In the immediate aftermath of the SARS-CoV-2 pandemic, nanovaccines may be effective in combatting many other infectious diseases, such as the Middle East respiratory syndrome (MERS-CoV), HIV, malaria, and Zika virus, which still require effective and affordable vaccines. In the future, we are more likely to see novel nanotechnologies being used to reformulate old vaccines since nanocarrier-based delivery systems can get the vaccine to target areas, unlike conventional vaccines. The future epidemic is more likely to be confronted with new nanotechnologies due to advances in the field of nanotechnology.
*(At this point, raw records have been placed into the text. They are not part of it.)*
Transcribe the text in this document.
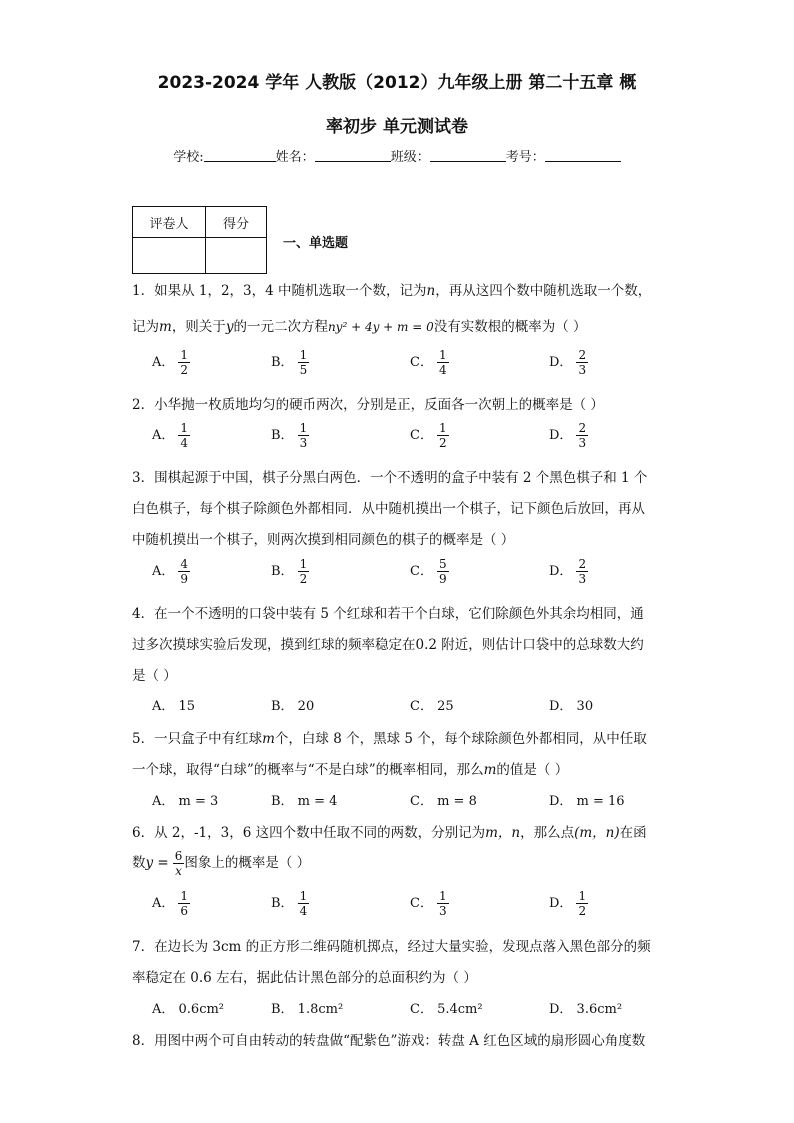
2023-2024 学年 人教版（2012）九年级上册 第二十五章 概
率初步 单元测试卷
学校:	姓名：	班级：	考号：
评卷人	得分

一、单选题
1．如果从 1，2，3，4 中随机选取一个数，记为n，再从这四个数中随机选取一个数，
记为m，则关于y的一元二次方程ny² + 4y + m = 0没有实数根的概率为（ ）
A． $\frac{1}{2}$	B． $\frac{1}{5}$	C． $\frac{1}{4}$	D． $\frac{2}{3}$
2．小华抛一枚质地均匀的硬币两次，分别是正，反面各一次朝上的概率是（ ）
A． $\frac{1}{4}$	B． $\frac{1}{3}$	C． $\frac{1}{2}$	D． $\frac{2}{3}$
3．围棋起源于中国，棋子分黑白两色．一个不透明的盒子中装有 2 个黑色棋子和 1 个
白色棋子，每个棋子除颜色外都相同．从中随机摸出一个棋子，记下颜色后放回，再从
中随机摸出一个棋子，则两次摸到相同颜色的棋子的概率是（ ）
A． $\frac{4}{9}$	B． $\frac{1}{2}$	C． $\frac{5}{9}$	D． $\frac{2}{3}$
4．在一个不透明的口袋中装有 5 个红球和若干个白球，它们除颜色外其余均相同，通
过多次摸球实验后发现，摸到红球的频率稳定在0.2 附近，则估计口袋中的总球数大约
是（ ）
A． 15	B． 20	C． 25	D． 30
5．一只盒子中有红球m个，白球 8 个，黑球 5 个，每个球除颜色外都相同，从中任取
一个球，取得“白球”的概率与“不是白球”的概率相同，那么m的值是（ ）
A． m = 3	B． m = 4	C． m = 8	D． m = 16
6．从 2，-1，3，6 这四个数中任取不同的两数，分别记为m，n，那么点(m，n)在函
数$y = \frac{6}{x}$ 图象上的概率是（ ）
A． $\frac{1}{6}$	B． $\frac{1}{4}$	C． $\frac{1}{3}$	D． $\frac{1}{2}$
7．在边长为 3cm 的正方形二维码随机掷点，经过大量实验，发现点落入黑色部分的频
率稳定在 0.6 左右，据此估计黑色部分的总面积约为（ ）
A． 0.6cm²	B． 1.8cm²	C． 5.4cm²	D． 3.6cm²
8．用图中两个可自由转动的转盘做“配紫色”游戏：转盘 A 红色区域的扇形圆心角度数
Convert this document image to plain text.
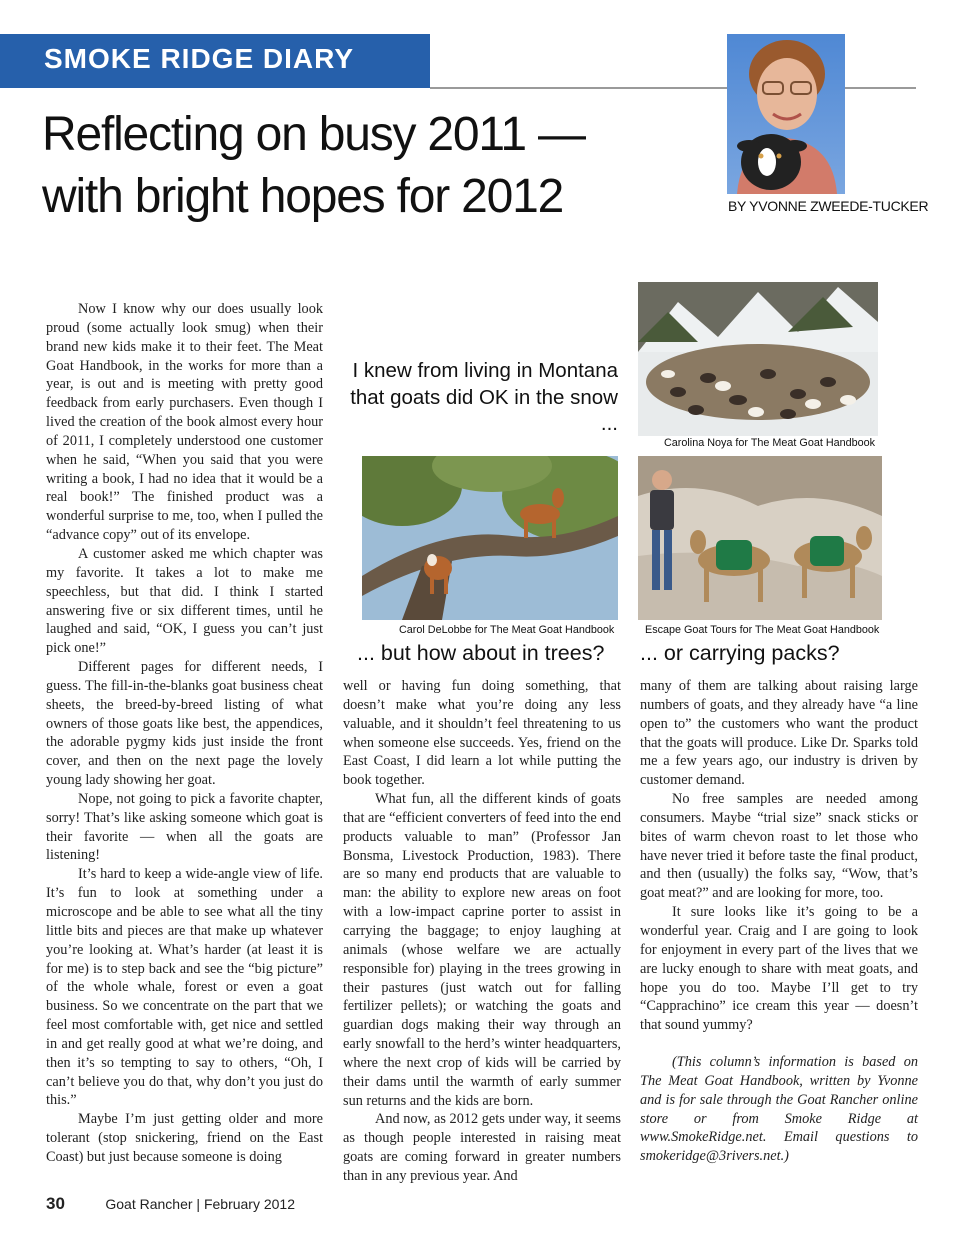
SMOKE RIDGE DIARY
Reflecting on busy 2011 —
with bright hopes for 2012	BY YVONNE ZWEEDE-TUCKER

Now I know why our does usually look proud (some actually look smug) when their brand new kids make it to their feet. The Meat Goat Handbook, in the works for more than a year, is out and is meeting with pretty good feedback from early purchasers. Even though I lived the creation of the book almost every hour of 2011, I completely understood one customer when he said, “When you said that you were writing a book, I had no idea that it would be a real book!” The finished product was a wonderful surprise to me, too, when I pulled the “advance copy” out of its envelope.

A customer asked me which chapter was my favorite. It takes a lot to make me speechless, but that did. I think I started answering five or six different times, until he laughed and said, “OK, I guess you can’t just pick one!”

Different pages for different needs, I guess. The fill-in-the-blanks goat business cheat sheets, the breed-by-breed listing of what owners of those goats like best, the appendices, the adorable pygmy kids just inside the front cover, and then on the next page the lovely young lady showing her goat.

Nope, not going to pick a favorite chapter, sorry! That’s like asking someone which goat is their favorite — when all the goats are listening!

It’s hard to keep a wide-angle view of life. It’s fun to look at something under a microscope and be able to see what all the tiny little bits and pieces are that make up whatever you’re looking at. What’s harder (at least it is for me) is to step back and see the “big picture” of the whole whale, forest or even a goat business. So we concentrate on the part that we feel most comfortable with, get nice and settled in and get really good at what we’re doing, and then it’s so tempting to say to others, “Oh, I can’t believe you do that, why don’t you just do this.”

Maybe I’m just getting older and more tolerant (stop snickering, friend on the East Coast) but just because someone is doing

I knew from living in Montana that goats did OK in the snow ...
Carolina Noya for The Meat Goat Handbook
Carol DeLobbe for The Meat Goat Handbook
... but how about in trees?
Escape Goat Tours for The Meat Goat Handbook
... or carrying packs?

well or having fun doing something, that doesn’t make what you’re doing any less valuable, and it shouldn’t feel threatening to us when someone else succeeds. Yes, friend on the East Coast, I did learn a lot while putting the book together.

What fun, all the different kinds of goats that are “efficient converters of feed into the end products valuable to man” (Professor Jan Bonsma, Livestock Production, 1983). There are so many end products that are valuable to man: the ability to explore new areas on foot with a low-impact caprine porter to assist in carrying the baggage; to enjoy laughing at animals (whose welfare we are actually responsible for) playing in the trees growing in their pastures (just watch out for falling fertilizer pellets); or watching the goats and guardian dogs making their way through an early snowfall to the herd’s winter headquarters, where the next crop of kids will be carried by their dams until the warmth of early summer sun returns and the kids are born.

And now, as 2012 gets under way, it seems as though people interested in raising meat goats are coming forward in greater numbers than in any previous year. And

many of them are talking about raising large numbers of goats, and they already have “a line open to” the customers who want the product that the goats will produce. Like Dr. Sparks told me a few years ago, our industry is driven by customer demand.

No free samples are needed among consumers. Maybe “trial size” snack sticks or bites of warm chevon roast to let those who have never tried it before taste the final product, and then (usually) the folks say, “Wow, that’s goat meat?” and are looking for more, too.

It sure looks like it’s going to be a wonderful year. Craig and I are going to look for enjoyment in every part of the lives that we are lucky enough to share with meat goats, and hope you do too. Maybe I’ll get to try “Capprachino” ice cream this year — doesn’t that sound yummy?

(This column’s information is based on The Meat Goat Handbook, written by Yvonne and is for sale through the Goat Rancher online store or from Smoke Ridge at www.SmokeRidge.net. Email questions to smokeridge@3rivers.net.)

30	Goat Rancher | February 2012
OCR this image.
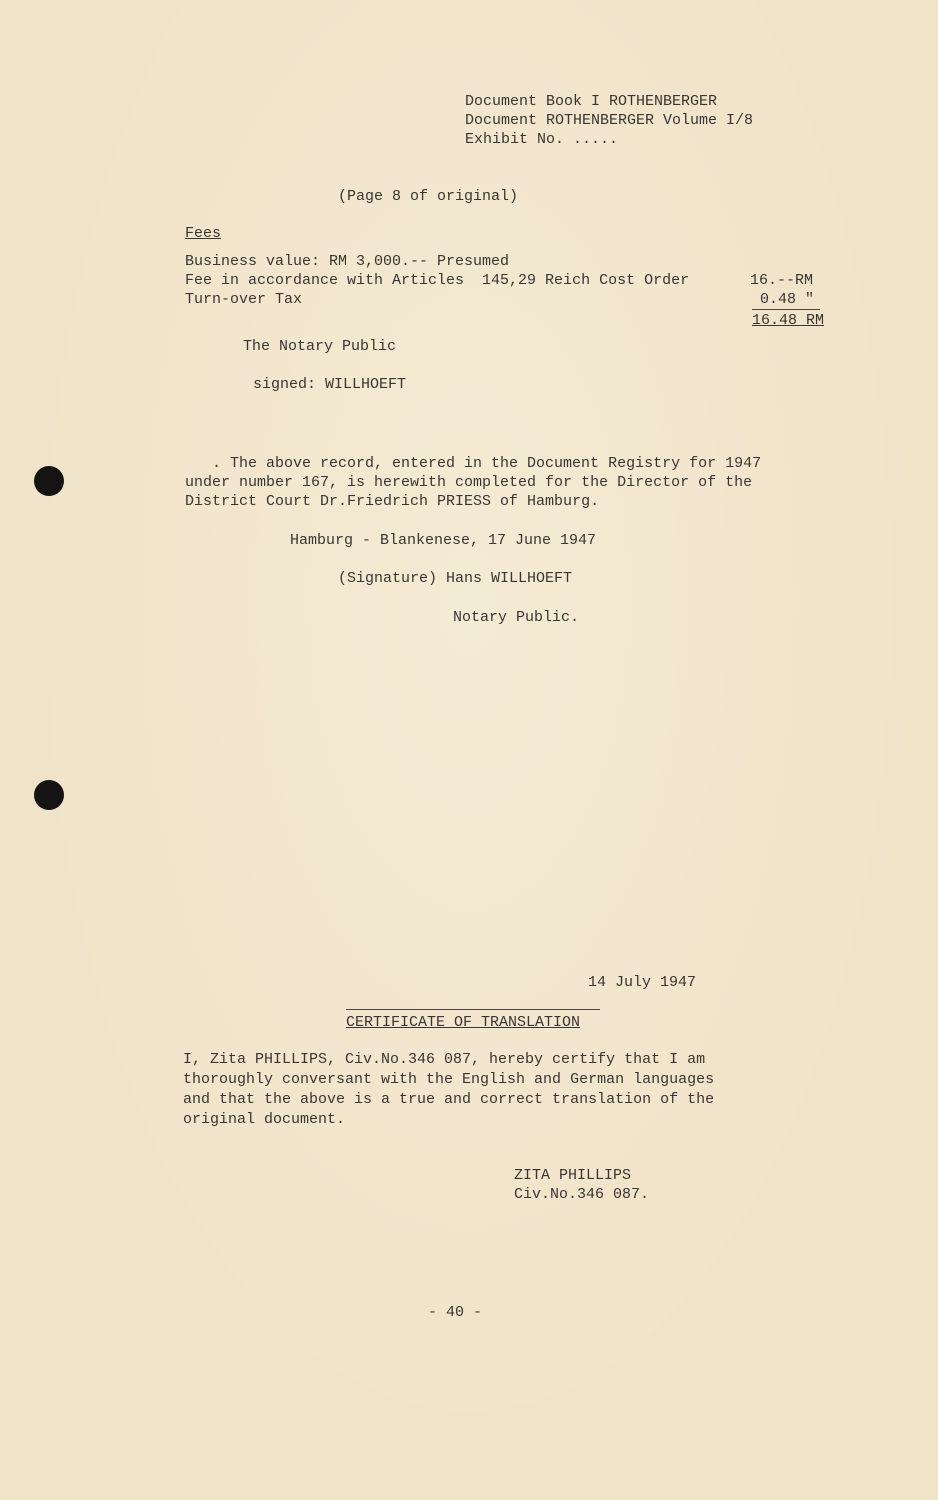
Document Book I ROTHENBERGER
Document ROTHENBERGER Volume I/8
Exhibit No. .....
(Page 8 of original)
Fees
Business value: RM 3,000.-- Presumed
Fee in accordance with Articles  145,29 Reich Cost Order	16.--RM
Turn-over Tax	0.48 "
16.48 RM
The Notary Public
signed: WILLHOEFT
. The above record, entered in the Document Registry for 1947
under number 167, is herewith completed for the Director of the
District Court Dr.Friedrich PRIESS of Hamburg.
Hamburg - Blankenese, 17 June 1947
(Signature) Hans WILLHOEFT
Notary Public.
14 July 1947
CERTIFICATE OF TRANSLATION
I, Zita PHILLIPS, Civ.No.346 087, hereby certify that I am
thoroughly conversant with the English and German languages
and that the above is a true and correct translation of the
original document.
ZITA PHILLIPS
Civ.No.346 087.
- 40 -
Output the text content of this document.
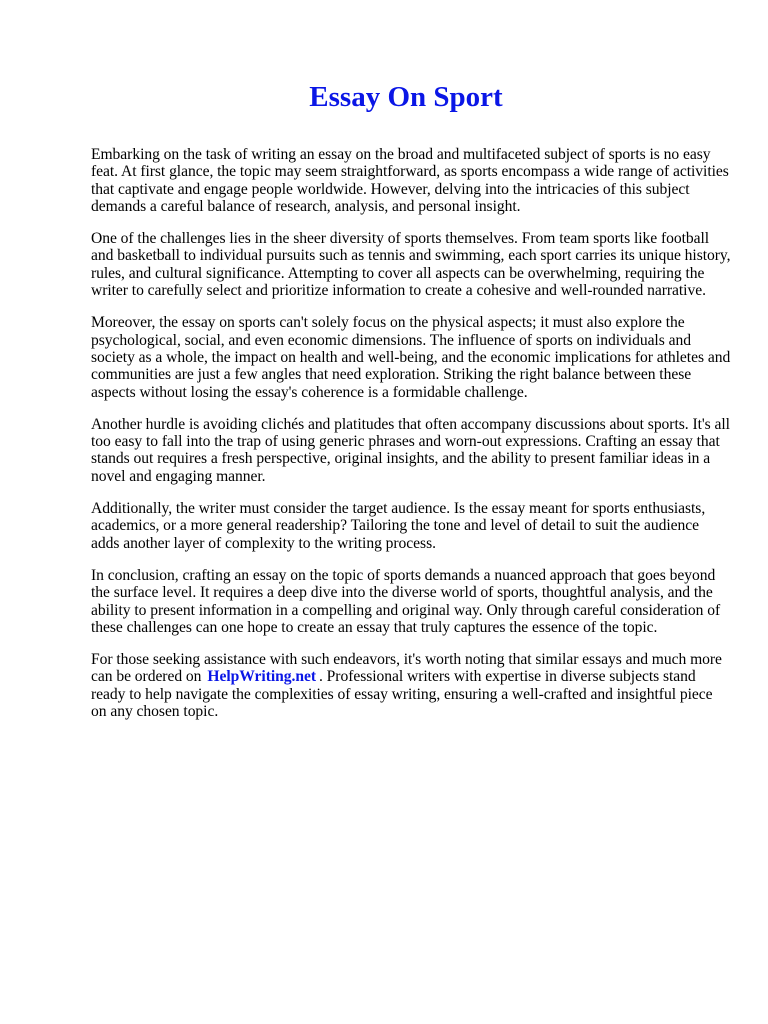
Essay On Sport

Embarking on the task of writing an essay on the broad and multifaceted subject of sports is no easy feat. At first glance, the topic may seem straightforward, as sports encompass a wide range of activities that captivate and engage people worldwide. However, delving into the intricacies of this subject demands a careful balance of research, analysis, and personal insight.

One of the challenges lies in the sheer diversity of sports themselves. From team sports like football and basketball to individual pursuits such as tennis and swimming, each sport carries its unique history, rules, and cultural significance. Attempting to cover all aspects can be overwhelming, requiring the writer to carefully select and prioritize information to create a cohesive and well-rounded narrative.

Moreover, the essay on sports can't solely focus on the physical aspects; it must also explore the psychological, social, and even economic dimensions. The influence of sports on individuals and society as a whole, the impact on health and well-being, and the economic implications for athletes and communities are just a few angles that need exploration. Striking the right balance between these aspects without losing the essay's coherence is a formidable challenge.

Another hurdle is avoiding clichés and platitudes that often accompany discussions about sports. It's all too easy to fall into the trap of using generic phrases and worn-out expressions. Crafting an essay that stands out requires a fresh perspective, original insights, and the ability to present familiar ideas in a novel and engaging manner.

Additionally, the writer must consider the target audience. Is the essay meant for sports enthusiasts, academics, or a more general readership? Tailoring the tone and level of detail to suit the audience adds another layer of complexity to the writing process.

In conclusion, crafting an essay on the topic of sports demands a nuanced approach that goes beyond the surface level. It requires a deep dive into the diverse world of sports, thoughtful analysis, and the ability to present information in a compelling and original way. Only through careful consideration of these challenges can one hope to create an essay that truly captures the essence of the topic.

For those seeking assistance with such endeavors, it's worth noting that similar essays and much more can be ordered on HelpWriting.net . Professional writers with expertise in diverse subjects stand ready to help navigate the complexities of essay writing, ensuring a well-crafted and insightful piece on any chosen topic.
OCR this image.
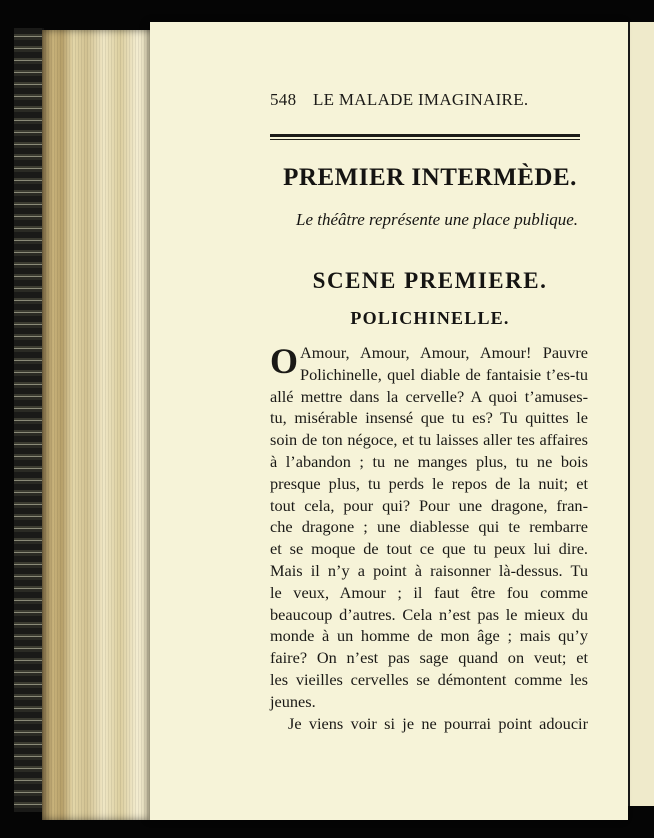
548 LE MALADE IMAGINAIRE.
PREMIER INTERMÈDE.
Le théâtre représente une place publique.
SCENE PREMIERE.
POLICHINELLE.
O Amour, Amour, Amour, Amour! Pauvre
Polichinelle, quel diable de fantaisie t’es-tu
allé mettre dans la cervelle? A quoi t’amuses-
tu, misérable insensé que tu es? Tu quittes le
soin de ton négoce, et tu laisses aller tes affaires
à l’abandon ; tu ne manges plus, tu ne bois
presque plus, tu perds le repos de la nuit; et
tout cela, pour qui? Pour une dragone, fran-
che dragone ; une diablesse qui te rembarre
et se moque de tout ce que tu peux lui dire.
Mais il n’y a point à raisonner là-dessus. Tu
le veux, Amour ; il faut être fou comme
beaucoup d’autres. Cela n’est pas le mieux du
monde à un homme de mon âge ; mais qu’y
faire? On n’est pas sage quand on veut; et
les vieilles cervelles se démontent comme les
jeunes.
Je viens voir si je ne pourrai point adoucir
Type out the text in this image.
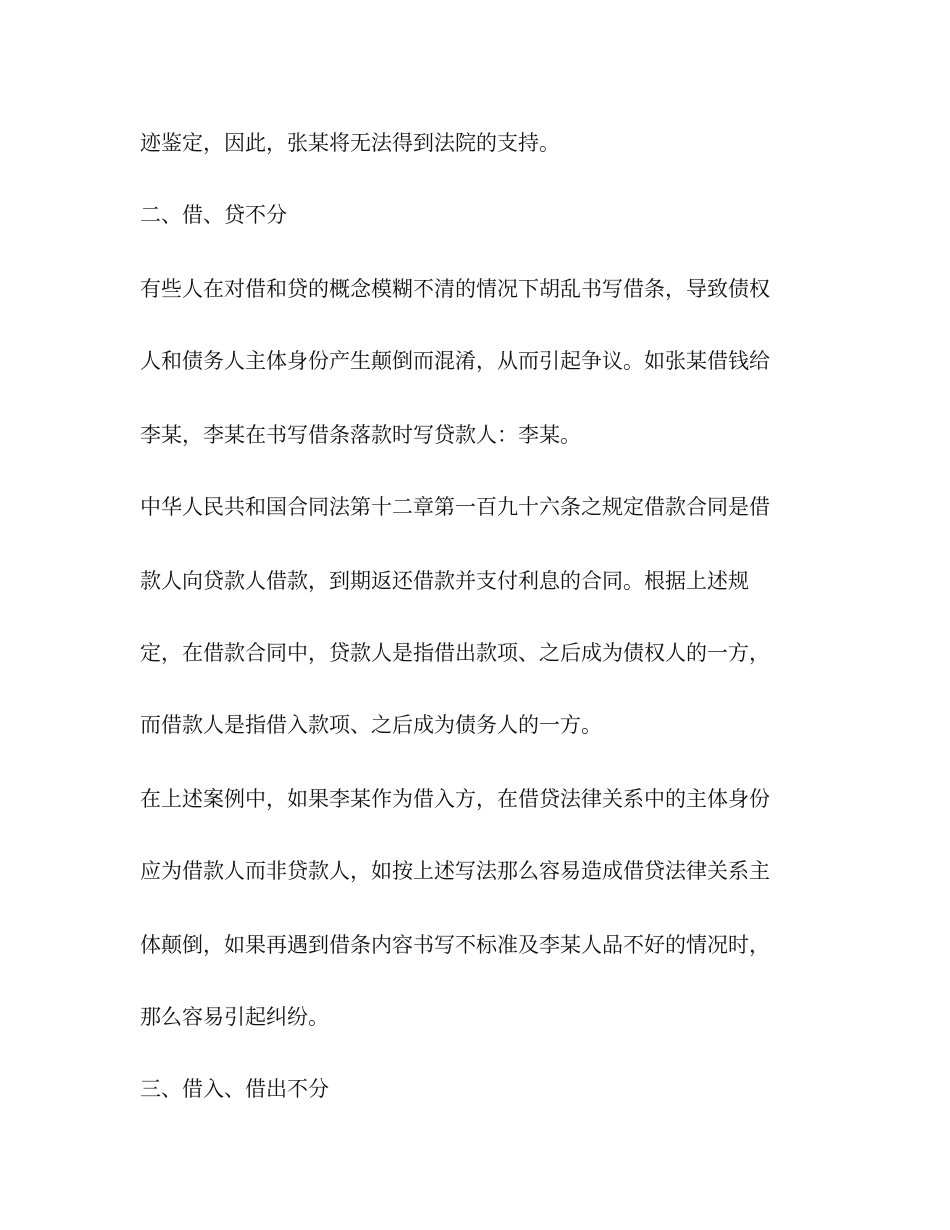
迹鉴定，因此，张某将无法得到法院的支持。

二、借、贷不分

有些人在对借和贷的概念模糊不清的情况下胡乱书写借条，导致债权

人和债务人主体身份产生颠倒而混淆，从而引起争议。如张某借钱给

李某，李某在书写借条落款时写贷款人：李某。

中华人民共和国合同法第十二章第一百九十六条之规定借款合同是借

款人向贷款人借款，到期返还借款并支付利息的合同。根据上述规

定，在借款合同中，贷款人是指借出款项、之后成为债权人的一方，

而借款人是指借入款项、之后成为债务人的一方。

在上述案例中，如果李某作为借入方，在借贷法律关系中的主体身份

应为借款人而非贷款人，如按上述写法那么容易造成借贷法律关系主

体颠倒，如果再遇到借条内容书写不标准及李某人品不好的情况时，

那么容易引起纠纷。

三、借入、借出不分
Nanovaccines have thus far presented themselves as effective and best to use to tackle this pandemic since there is an urgent need to develop effective and safe vaccines and therapeutics against the rising virus variants. They have demonstrated high efficacy and minimal life-threatening side effects. The greatest prophylactic approach against the SARS-CoV-2 pandemic has been nucleic acid-based vaccines, notably mRNA nanotech vaccines, which are effective against both novel coronavirus and its numerous variants. These nucleic acid-based vaccines are currently being administered worldwide in the fight against SARS-CoV-2. Nanovaccines have presented more advantages compared to traditional vaccines in the fight against SARS-CoV-2.

Data Availability

No underlying data was collected or produced in this study.

Conflicts of Interest

The authors declare that there is no conflict of interest regarding the publication of this paper.

Acknowledgments

The financial support was provided by the Department of Science and Innovation (Grant No. DST/Con: C2136/2021).